Jensen Beach: Priest Lake, Idaho
Jensen Beach’s “Priest Lake, Idaho” appears in The Los Angeles Review Issue 10.
There is a man who lives at the end of a street on the outskirts of a medium-sized city in the state of Washington. The street is a cul-de-sac. His house is the one with the black shutters that were replaced upside-down when the house was repainted. The man has since never been able to tell just what it is that looks so strange about his house, but he finds—every time he comes home—a deficit in its appearance. For a living he makes fine, artisan furniture. He specializes in rugged outdoor pieces, or maybe it’s Adirondack chairs. Either way, he owns a lot of tools, which he keeps in a shed in the backyard. Picture this shed: the house has been newly painted—yellow with white trim, black shutters (upside-down, as I’ve already mentioned)—but the shed has not. Dirty, white paint is flaking off the walls of the shed in roughly the shapes of familiar geographic bodies—Priest Lake in Idaho, for example, where the man often camped with his family. The roof of the shed is beginning to give—rot—it seems, from the inside out. It dips several inches at its peak, and a whole row of shingles has fallen into a dusty pile atop the long weeds. Or, if we decide this man is tidy and meticulous, replace the weeds with Bergenia. The man’s wife might be dead.
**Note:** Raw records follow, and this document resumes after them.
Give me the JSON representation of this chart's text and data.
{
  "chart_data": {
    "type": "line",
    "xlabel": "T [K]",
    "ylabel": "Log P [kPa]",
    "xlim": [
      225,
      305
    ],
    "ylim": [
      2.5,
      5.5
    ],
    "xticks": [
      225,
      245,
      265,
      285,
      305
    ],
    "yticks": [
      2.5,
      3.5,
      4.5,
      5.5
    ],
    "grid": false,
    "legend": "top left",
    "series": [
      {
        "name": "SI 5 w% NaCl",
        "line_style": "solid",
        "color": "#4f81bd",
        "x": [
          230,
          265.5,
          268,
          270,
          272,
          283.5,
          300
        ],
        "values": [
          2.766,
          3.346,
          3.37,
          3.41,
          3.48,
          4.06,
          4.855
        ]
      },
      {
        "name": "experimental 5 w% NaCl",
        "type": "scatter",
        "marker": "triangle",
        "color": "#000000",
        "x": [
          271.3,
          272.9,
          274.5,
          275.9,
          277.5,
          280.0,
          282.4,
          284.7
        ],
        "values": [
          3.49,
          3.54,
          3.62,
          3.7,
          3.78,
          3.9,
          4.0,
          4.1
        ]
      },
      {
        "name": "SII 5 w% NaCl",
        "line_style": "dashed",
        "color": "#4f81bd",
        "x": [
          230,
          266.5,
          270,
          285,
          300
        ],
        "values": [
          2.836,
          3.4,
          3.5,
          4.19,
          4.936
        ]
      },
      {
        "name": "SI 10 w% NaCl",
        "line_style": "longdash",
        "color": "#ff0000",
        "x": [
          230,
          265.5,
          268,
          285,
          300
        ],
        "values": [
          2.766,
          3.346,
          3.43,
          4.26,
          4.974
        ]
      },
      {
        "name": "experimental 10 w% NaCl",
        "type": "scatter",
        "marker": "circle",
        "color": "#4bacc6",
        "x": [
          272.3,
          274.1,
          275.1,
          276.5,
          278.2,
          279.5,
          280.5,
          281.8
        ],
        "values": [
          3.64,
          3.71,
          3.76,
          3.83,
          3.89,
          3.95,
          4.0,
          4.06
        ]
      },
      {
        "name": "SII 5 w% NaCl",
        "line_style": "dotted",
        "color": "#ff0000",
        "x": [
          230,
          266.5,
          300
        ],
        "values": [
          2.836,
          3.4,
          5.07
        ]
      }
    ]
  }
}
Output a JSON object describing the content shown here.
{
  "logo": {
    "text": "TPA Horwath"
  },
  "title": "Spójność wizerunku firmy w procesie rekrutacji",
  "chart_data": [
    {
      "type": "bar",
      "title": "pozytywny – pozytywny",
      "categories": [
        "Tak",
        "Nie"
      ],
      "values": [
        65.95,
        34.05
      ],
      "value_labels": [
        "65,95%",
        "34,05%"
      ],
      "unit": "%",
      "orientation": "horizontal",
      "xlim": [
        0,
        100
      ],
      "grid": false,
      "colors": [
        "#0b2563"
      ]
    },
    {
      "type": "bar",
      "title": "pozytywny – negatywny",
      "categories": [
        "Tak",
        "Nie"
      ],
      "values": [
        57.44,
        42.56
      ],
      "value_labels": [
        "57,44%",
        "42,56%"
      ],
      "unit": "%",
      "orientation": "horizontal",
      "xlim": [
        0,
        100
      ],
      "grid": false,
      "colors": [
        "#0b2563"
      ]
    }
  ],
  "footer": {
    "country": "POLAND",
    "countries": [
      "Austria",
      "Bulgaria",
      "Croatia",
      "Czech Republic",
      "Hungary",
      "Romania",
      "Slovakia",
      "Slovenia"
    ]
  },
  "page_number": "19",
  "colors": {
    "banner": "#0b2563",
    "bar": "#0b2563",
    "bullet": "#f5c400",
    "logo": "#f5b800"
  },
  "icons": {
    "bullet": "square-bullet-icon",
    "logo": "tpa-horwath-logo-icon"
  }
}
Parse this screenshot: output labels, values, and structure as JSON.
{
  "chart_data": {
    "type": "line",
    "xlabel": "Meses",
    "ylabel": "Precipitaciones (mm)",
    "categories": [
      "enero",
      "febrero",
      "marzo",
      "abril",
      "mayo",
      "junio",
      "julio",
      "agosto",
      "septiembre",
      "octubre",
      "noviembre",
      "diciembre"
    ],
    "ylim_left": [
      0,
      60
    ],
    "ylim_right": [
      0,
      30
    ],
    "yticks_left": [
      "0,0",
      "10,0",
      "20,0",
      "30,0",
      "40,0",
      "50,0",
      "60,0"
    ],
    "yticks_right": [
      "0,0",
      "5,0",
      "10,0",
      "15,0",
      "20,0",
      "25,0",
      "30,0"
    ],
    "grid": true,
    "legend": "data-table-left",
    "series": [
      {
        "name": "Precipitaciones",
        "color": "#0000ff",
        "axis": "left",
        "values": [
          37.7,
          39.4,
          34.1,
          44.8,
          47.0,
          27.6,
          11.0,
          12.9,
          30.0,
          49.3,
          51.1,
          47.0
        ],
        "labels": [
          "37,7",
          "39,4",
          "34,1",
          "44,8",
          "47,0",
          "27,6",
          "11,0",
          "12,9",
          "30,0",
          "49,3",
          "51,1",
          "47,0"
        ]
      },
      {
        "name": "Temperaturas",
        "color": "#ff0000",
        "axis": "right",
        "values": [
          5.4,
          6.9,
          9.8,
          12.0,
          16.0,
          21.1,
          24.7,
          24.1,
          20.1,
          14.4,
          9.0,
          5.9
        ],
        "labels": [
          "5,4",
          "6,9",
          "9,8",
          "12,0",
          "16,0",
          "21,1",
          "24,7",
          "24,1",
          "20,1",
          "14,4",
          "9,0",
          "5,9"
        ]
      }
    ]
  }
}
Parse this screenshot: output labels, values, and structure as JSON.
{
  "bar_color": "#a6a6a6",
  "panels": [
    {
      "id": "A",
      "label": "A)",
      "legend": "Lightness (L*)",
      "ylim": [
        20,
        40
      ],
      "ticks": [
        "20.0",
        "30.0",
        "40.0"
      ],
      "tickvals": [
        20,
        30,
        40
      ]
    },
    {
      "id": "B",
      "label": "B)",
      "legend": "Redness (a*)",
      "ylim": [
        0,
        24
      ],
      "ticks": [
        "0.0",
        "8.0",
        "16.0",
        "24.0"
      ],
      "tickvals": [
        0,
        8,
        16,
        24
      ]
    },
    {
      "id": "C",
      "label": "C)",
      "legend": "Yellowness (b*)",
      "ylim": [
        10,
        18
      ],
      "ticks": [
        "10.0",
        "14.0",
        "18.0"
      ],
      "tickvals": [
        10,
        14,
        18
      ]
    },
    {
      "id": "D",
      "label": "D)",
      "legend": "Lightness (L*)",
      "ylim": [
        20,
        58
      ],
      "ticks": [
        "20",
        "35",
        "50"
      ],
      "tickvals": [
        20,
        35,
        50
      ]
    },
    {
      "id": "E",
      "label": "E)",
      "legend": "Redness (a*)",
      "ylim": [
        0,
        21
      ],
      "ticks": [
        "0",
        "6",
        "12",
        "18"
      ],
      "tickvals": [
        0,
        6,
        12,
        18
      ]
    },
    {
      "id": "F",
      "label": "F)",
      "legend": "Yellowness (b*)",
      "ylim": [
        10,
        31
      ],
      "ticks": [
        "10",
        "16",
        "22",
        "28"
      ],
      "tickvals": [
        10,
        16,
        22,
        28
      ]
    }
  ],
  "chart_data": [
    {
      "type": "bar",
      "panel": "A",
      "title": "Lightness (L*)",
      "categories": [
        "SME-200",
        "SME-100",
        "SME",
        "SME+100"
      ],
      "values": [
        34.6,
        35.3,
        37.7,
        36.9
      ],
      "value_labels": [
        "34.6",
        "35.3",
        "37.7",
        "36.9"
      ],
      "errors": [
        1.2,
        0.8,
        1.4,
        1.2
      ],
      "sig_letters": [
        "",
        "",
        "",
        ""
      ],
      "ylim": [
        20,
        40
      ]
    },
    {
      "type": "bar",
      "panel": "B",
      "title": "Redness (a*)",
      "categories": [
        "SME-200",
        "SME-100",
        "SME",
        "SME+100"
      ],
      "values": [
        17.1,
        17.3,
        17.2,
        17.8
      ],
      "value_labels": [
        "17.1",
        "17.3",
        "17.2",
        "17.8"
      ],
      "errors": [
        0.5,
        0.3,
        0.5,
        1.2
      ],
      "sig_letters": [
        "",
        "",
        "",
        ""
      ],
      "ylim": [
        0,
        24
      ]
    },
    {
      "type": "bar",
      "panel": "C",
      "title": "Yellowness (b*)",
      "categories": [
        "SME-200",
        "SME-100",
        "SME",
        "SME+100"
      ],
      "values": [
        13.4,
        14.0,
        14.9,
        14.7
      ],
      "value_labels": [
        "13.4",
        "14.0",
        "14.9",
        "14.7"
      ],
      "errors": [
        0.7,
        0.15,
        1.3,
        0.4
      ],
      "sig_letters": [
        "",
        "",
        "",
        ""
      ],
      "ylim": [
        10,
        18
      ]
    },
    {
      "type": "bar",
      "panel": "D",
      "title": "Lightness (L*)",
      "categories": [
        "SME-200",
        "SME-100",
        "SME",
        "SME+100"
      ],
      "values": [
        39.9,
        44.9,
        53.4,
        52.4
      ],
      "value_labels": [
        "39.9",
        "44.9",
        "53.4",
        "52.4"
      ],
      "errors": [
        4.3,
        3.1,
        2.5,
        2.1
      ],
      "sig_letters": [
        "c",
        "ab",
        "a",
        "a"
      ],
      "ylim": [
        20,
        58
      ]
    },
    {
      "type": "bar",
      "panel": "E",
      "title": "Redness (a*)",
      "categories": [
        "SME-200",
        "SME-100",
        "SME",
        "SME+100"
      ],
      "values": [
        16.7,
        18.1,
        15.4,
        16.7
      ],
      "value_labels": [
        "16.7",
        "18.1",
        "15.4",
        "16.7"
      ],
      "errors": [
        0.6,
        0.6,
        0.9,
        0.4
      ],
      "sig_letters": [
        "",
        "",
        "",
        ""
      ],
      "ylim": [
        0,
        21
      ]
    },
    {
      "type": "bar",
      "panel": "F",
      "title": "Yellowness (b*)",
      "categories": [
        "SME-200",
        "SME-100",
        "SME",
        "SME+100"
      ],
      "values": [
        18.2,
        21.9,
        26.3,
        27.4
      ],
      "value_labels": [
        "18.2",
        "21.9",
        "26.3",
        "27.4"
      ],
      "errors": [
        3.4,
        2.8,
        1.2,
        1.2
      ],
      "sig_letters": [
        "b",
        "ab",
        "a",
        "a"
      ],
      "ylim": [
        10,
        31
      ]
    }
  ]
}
Let’s say that she is. She’s dead. The pain is still familiar and, for this reason, confusing to the man. His work has been suffering. There is a stack of unused hemlock boards beside the tool shed. The man speaks of his wife in the present tense, says things like, “my wife enjoys camping.” It is not that the man has forgotten his wife is dead; it’s only that, in the way I am doing now, he uses language to manipulate how he feels. His wife enjoyed camping at Priest Lake in Idaho, and, if the man says it often enough, she does now, too. She enjoys it. She exists in this enjoyment.
One evening in the last week of October, on a rare warm evening, the man is sitting out on his back porch. Depending on what sorts of habits we might choose to believe this man employs, he is drinking a glass of wine, or maybe scotch, or maybe he’s smoking a cigar. Behind the man, the fresh paint of his house has a glowing quality to it in the dusk. The back of the house faces west, and the sun sets behind a thick row of pines that mark the edge of his property. In the shadow of these trees, the tool shed appears filthy and decrepit. The man watches it from the porch. He is sitting in a chair he made with his own hands, and it is comfortable. The longer the man looks at the tool shed, the more he becomes convinced that it must be replaced. The painters offered to paint it with the same pattern as the house, but the man refused. It’s a tool shed, he thought then, it’s supposed to look the way it does. Now, though, he sees it for what it is. It is old, and it will not stand for much longer. The man recognizes himself, or some image of himself, in this shed. Like it, he is old, and will, more than likely, not be around all that much longer. He’s already lost his wife. His son—or it could just as well be a daughter—is married and lives back East. He’s alone, apart from the dog I haven’t yet mentioned he owns. The man reflects on all this for a moment. Inside the shed, he keeps the means of his livelihood. Without his tools he could not do his job. There are dowel jigs and other, more fantastic, pieces of equipment. The man that this man is is wrapped up in this job. He makes fine furniture. It is what he does until one day it will be what he used to do.
He gets up slowly from the chair that he once made, goes to the garage for the gas can he keeps filled for the lawnmower he uses once a week in the summer, and returns to the backyard. By now, it is dark. The pines are tall silhouettes. Or he might instead notice the orange glow of the security light, only just turned on, at the neighbor’s house. He might hear a ringing phone from an open window, or a siren from a few blocks over. Some kind of sensory detail that makes clear to the man that the world is bigger than just his yard seems appropriate here. The man empties the contents of the gas can onto the shed. He splashes it on the peeling walls. More flakes of paint fall to the ground. The man might be happy about what he is doing, whistling or smiling, perhaps; or he might be upset; or he might not feel much of anything at all. Who can say? He takes a lighter from his pocket—the cigar-smoking seems more convenient at this point than drinking—and looks around for something to light. If the man is a careful sort of person, he will go into his house and find a newspaper or maybe one of the old quilting magazines his wife used to get from the library sales and rip the covers off of—the man never understood why she did that—and light this first and use it to set the shed to flames. Or he will find a stick or a pile of dried grass. What is not a question, though, is that he will light the tool shed on fire, and that it will burn to the ground. Smoke, first a thin gray cloud of it, but soon, when the thinners and stains in the shed become fuel, darker and then black, rising into the sky: acrid and dense. The man takes a step back. The heat is still on his face so he takes another step back. Then another. And in this way he goes about the task of building something new.